So, with a mixture of bafflement and growing rage, pundits are rubbing their eyes and announcing “Pope Francis might not be as awesome as we thought he was“.  That is, he turns out to be Catholic and not, as Bill Maher concluded with the keen insight of a mole in broad daylight, an atheist.  He thinks blasphemy is wrong, which has stunned Maher into surprised fury since, in Maher’s mental world, the Manichaean choice is between blasphemy and murder.  He opposes abortion and contraception and gay “marriage”.  He’s not going to be ordaining women.  He’s, y’know, the pope, and therefore Catholic.

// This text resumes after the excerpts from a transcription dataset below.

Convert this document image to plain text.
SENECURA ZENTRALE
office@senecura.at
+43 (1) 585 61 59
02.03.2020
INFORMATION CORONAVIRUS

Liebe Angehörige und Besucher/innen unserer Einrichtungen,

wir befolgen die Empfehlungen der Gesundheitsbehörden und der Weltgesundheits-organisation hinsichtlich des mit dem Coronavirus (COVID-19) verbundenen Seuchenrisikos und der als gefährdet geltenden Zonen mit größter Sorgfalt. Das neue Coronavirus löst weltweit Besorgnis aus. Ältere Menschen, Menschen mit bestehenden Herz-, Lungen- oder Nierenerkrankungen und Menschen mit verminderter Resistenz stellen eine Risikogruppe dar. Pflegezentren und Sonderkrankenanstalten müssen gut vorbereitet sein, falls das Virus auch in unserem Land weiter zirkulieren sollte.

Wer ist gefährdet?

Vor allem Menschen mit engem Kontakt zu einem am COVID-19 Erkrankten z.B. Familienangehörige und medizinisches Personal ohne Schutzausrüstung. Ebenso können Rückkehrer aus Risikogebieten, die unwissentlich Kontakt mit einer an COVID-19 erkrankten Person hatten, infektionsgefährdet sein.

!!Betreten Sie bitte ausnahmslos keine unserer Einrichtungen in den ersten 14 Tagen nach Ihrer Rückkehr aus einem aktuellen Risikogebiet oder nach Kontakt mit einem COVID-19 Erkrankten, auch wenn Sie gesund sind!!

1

Such a hangover was perfectly predictable.  It’s something any disciple of Jesus should expect.  The gospel answers to deep longings in the human heart.  But it also makes hard demands.  Jesus’ pattern was that people followed him when they saw signs like multiplication of loaves and fishes.  But when Jesus then said “It’s not about free food forever, but about what that sign *means*” it left people with a choice: stick with him when he doesn’t fulfill your hopes for a messiah who tells you how awesome you are or say, “This is a hard saying!  Who can hear it?” and ditch him for the next celebrity you choose to anoint.  He forces us to face the fact that he is the Messiah we need, not the Messiah we want.  And those who cannot face that fact typically become, either passively or actively, his enemies.  Let us pray for the grace to not take that road, because we all need it.

Francis is, above all, a disciple of Jesus.  If you don’t get that, you don’t get him.  He will never fit our political categories, left or right. I suspect he’s going to wind up reviled for the name of Jesus by our fickle race.  And I suspect he is a saint of the Church.  God bless and protect him once the left joins with the right to attack him.